Underwhelmed by RED
I feel distinctly underwhelmed by the
recent huge announcements by RED...
At first I thought I must be insane to not be feeling the love as they reeled off attention getting numbers like 28k when everyone is still wrestling with the idea of 4k. I thought to myself, perhaps Im just not getting it? Perhaps the hype is so high it can never be satisfied?
Perhaps my underwhelmed state (that even borders on disappointment) is driven by the view that RED turned right when they shouldve, mightve, couldve have gone left. Went for more pixels when more pixels arent what I wanted. Went for more options and complexity when I was craving simplicity. Went for more expensive when what I wanted was more accessible.
In any case, as I went about attempting to distill my underwhelment into blog-form I discovered that the always insightful Stu Maschwitz had done the distilling for me in his post entitled
Too Much is Not Enough.

Stus concern that I find myself in whole-herated head-nodding rhythm with, is that RED missed the sweet-spot. A Scarlet with 2/3 sensor has the big over crank of 100fps and the relative efficiency of 3k - which is 1k more than an efficient 2k post-poduction pipeline requires - but lacks the big image plane of a larger sensor. But if I step up to the S35 or FF35 which have the big sensors Im craving then Im forced out of my happy and (comparably) efficient 3k and into 5k/6k with bugger all overcrank (30fps)

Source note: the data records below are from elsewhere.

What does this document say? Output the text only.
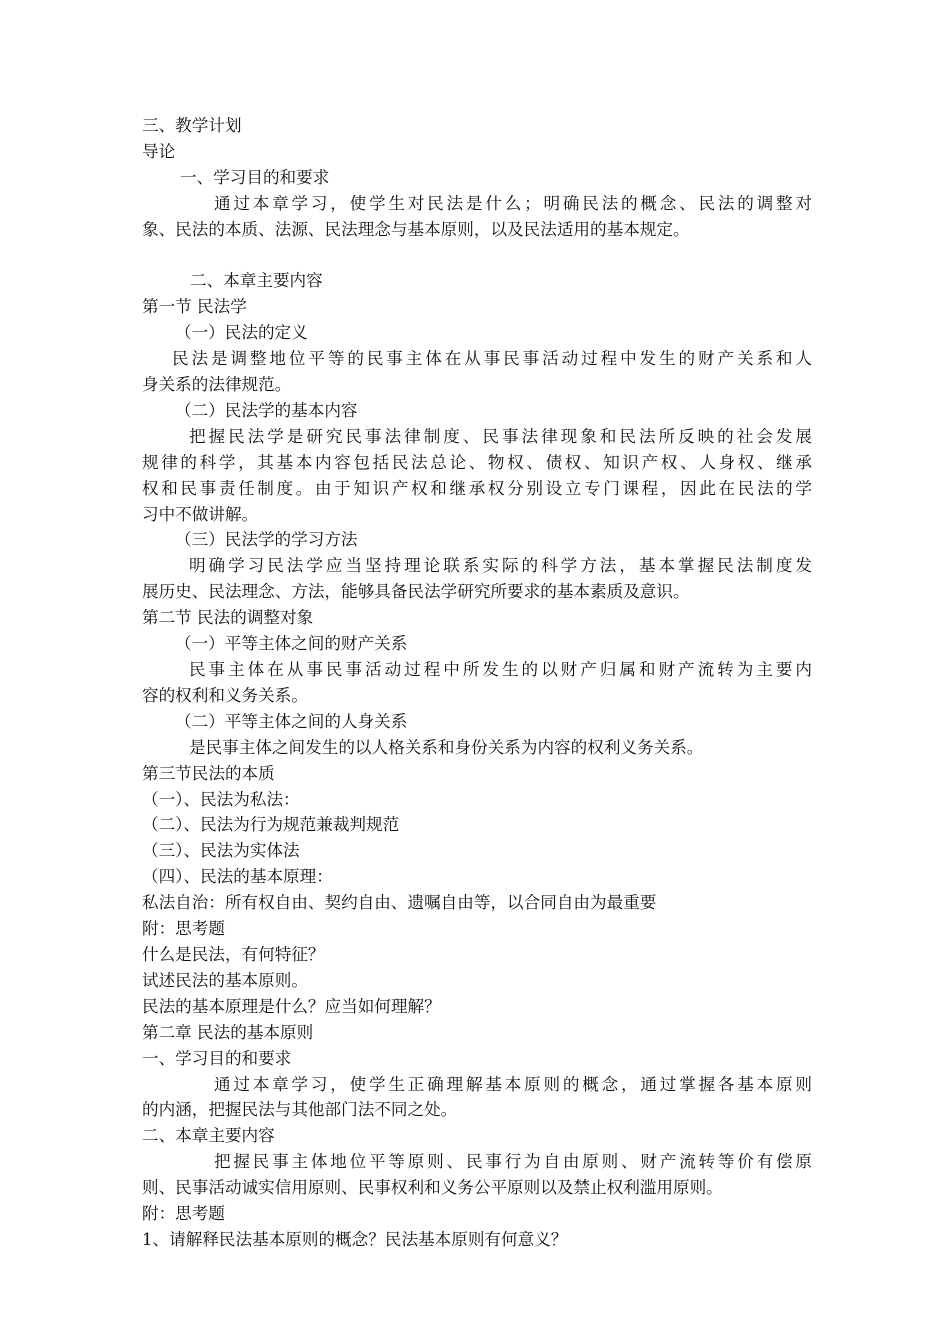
三、教学计划
导论
一、学习目的和要求
通过本章学习，使学生对民法是什么；明确民法的概念、民法的调整对
象、民法的本质、法源、民法理念与基本原则，以及民法适用的基本规定。
二、本章主要内容
第一节 民法学
（一）民法的定义
民法是调整地位平等的民事主体在从事民事活动过程中发生的财产关系和人
身关系的法律规范。
（二）民法学的基本内容
把握民法学是研究民事法律制度、民事法律现象和民法所反映的社会发展
规律的科学，其基本内容包括民法总论、物权、债权、知识产权、人身权、继承
权和民事责任制度。由于知识产权和继承权分别设立专门课程，因此在民法的学
习中不做讲解。
（三）民法学的学习方法
明确学习民法学应当坚持理论联系实际的科学方法，基本掌握民法制度发
展历史、民法理念、方法，能够具备民法学研究所要求的基本素质及意识。
第二节 民法的调整对象
（一）平等主体之间的财产关系
民事主体在从事民事活动过程中所发生的以财产归属和财产流转为主要内
容的权利和义务关系。
（二）平等主体之间的人身关系
是民事主体之间发生的以人格关系和身份关系为内容的权利义务关系。
第三节民法的本质
（一）、民法为私法：
（二）、民法为行为规范兼裁判规范
（三）、民法为实体法
（四）、民法的基本原理：
私法自治：所有权自由、契约自由、遗嘱自由等，以合同自由为最重要
附：思考题
什么是民法，有何特征？
试述民法的基本原则。
民法的基本原理是什么？应当如何理解？
第二章 民法的基本原则
一、学习目的和要求
通过本章学习，使学生正确理解基本原则的概念，通过掌握各基本原则
的内涵，把握民法与其他部门法不同之处。
二、本章主要内容
把握民事主体地位平等原则、民事行为自由原则、财产流转等价有偿原
则、民事活动诚实信用原则、民事权利和义务公平原则以及禁止权利滥用原则。
附：思考题
1、请解释民法基本原则的概念？民法基本原则有何意义？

To me this missed the (i would have thought obvious) middle ground that focused on the parts of the image gathering mechanism that are most import. With any camera Ill take Control and Sensor Size over Resolution any day of the week. Scarlet 2/3 gives me control (with B4 and C mount lenses and 1-100fps), efficiency with 3k but trades off a much smaller sensor.

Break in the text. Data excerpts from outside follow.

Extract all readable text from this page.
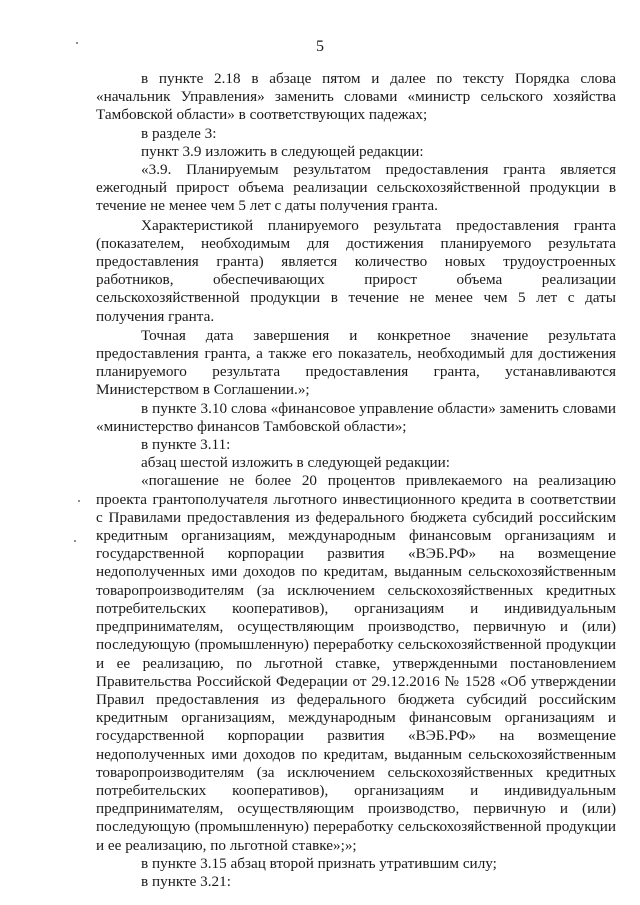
5

в пункте 2.18 в абзаце пятом и далее по тексту Порядка слова «начальник Управления» заменить словами «министр сельского хозяйства Тамбовской области» в соответствующих падежах;

в разделе 3:

пункт 3.9 изложить в следующей редакции:

«3.9. Планируемым результатом предоставления гранта является ежегодный прирост объема реализации сельскохозяйственной продукции в течение не менее чем 5 лет с даты получения гранта.

Характеристикой планируемого результата предоставления гранта (показателем, необходимым для достижения планируемого результата предоставления гранта) является количество новых трудоустроенных работников, обеспечивающих прирост объема реализации сельскохозяйственной продукции в течение не менее чем 5 лет с даты получения гранта.

Точная дата завершения и конкретное значение результата предоставления гранта, а также его показатель, необходимый для достижения планируемого результата предоставления гранта, устанавливаются Министерством в Соглашении.»;

в пункте 3.10 слова «финансовое управление области» заменить словами «министерство финансов Тамбовской области»;

в пункте 3.11:

абзац шестой изложить в следующей редакции:

«погашение не более 20 процентов привлекаемого на реализацию проекта грантополучателя льготного инвестиционного кредита в соответствии с Правилами предоставления из федерального бюджета субсидий российским кредитным организациям, международным финансовым организациям и государственной корпорации развития «ВЭБ.РФ» на возмещение недополученных ими доходов по кредитам, выданным сельскохозяйственным товаропроизводителям (за исключением сельскохозяйственных кредитных потребительских кооперативов), организациям и индивидуальным предпринимателям, осуществляющим производство, первичную и (или) последующую (промышленную) переработку сельскохозяйственной продукции и ее реализацию, по льготной ставке, утвержденными постановлением Правительства Российской Федерации от 29.12.2016 № 1528 «Об утверждении Правил предоставления из федерального бюджета субсидий российским кредитным организациям, международным финансовым организациям и государственной корпорации развития «ВЭБ.РФ» на возмещение недополученных ими доходов по кредитам, выданным сельскохозяйственным товаропроизводителям (за исключением сельскохозяйственных кредитных потребительских кооперативов), организациям и индивидуальным предпринимателям, осуществляющим производство, первичную и (или) последующую (промышленную) переработку сельскохозяйственной продукции и ее реализацию, по льготной ставке»;»;

в пункте 3.15 абзац второй признать утратившим силу;

в пункте 3.21:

This seems to position REDs conceptual perspective as heavily biased toward Resolution over Sensor size and Frame rate and I think this is wrong-headed thinking.
As Stu says -
The brain I'd be excited about would be a S35 or FF35 sensor at 3K, with up to 120fps. The pixels would be huge, the dynamic range would be great, and the 3K bayer would downsample to a lovely 2K image, which would be more than sharp enough to show me that I'd miss-focussed, or that my lead actress had an unfortunate allergy to her makeup..... By aiming for a piece of the stills market, RED has encumbered the sweet spot of their movie making product line with unnecessary pixel counts, sacrificing much more important things along the way
What all this means is that as I make plans for my next small-form indie production camera system for the next couple of years Im drawn much more readily to what Canon and Nikon may do than by what RED is doing. The reasoning is simple; Canon and Nikon will put in my hands a HD capable camera shooting to a big, fat 35mm sized sensor with superb inexpensive DSLR lens options in a package costing just a couple of grand..! If Canon and Nikon continue their trajectory there is no doubt that variable frame rates will be next for these hybrid DSLRs (perhaps not 100fps but perhaps up to 50 in bursts) At which point I will have a camera with strengths in the most important areas - control and sensor - and which dispenses with raw resolution that I simply don't need.
If I went down the Scarlet route I would have to fork out $2500 for a brain only and a significantly smaller sensor. And then spend several more thousand dollars at least just get an viewfinder and lenses, not to mention a handle grip just to hold the bloody thing.
I love the idea of Scarlet but I feel somehow let down but REDs apparent pursuit of Resolution over everything else.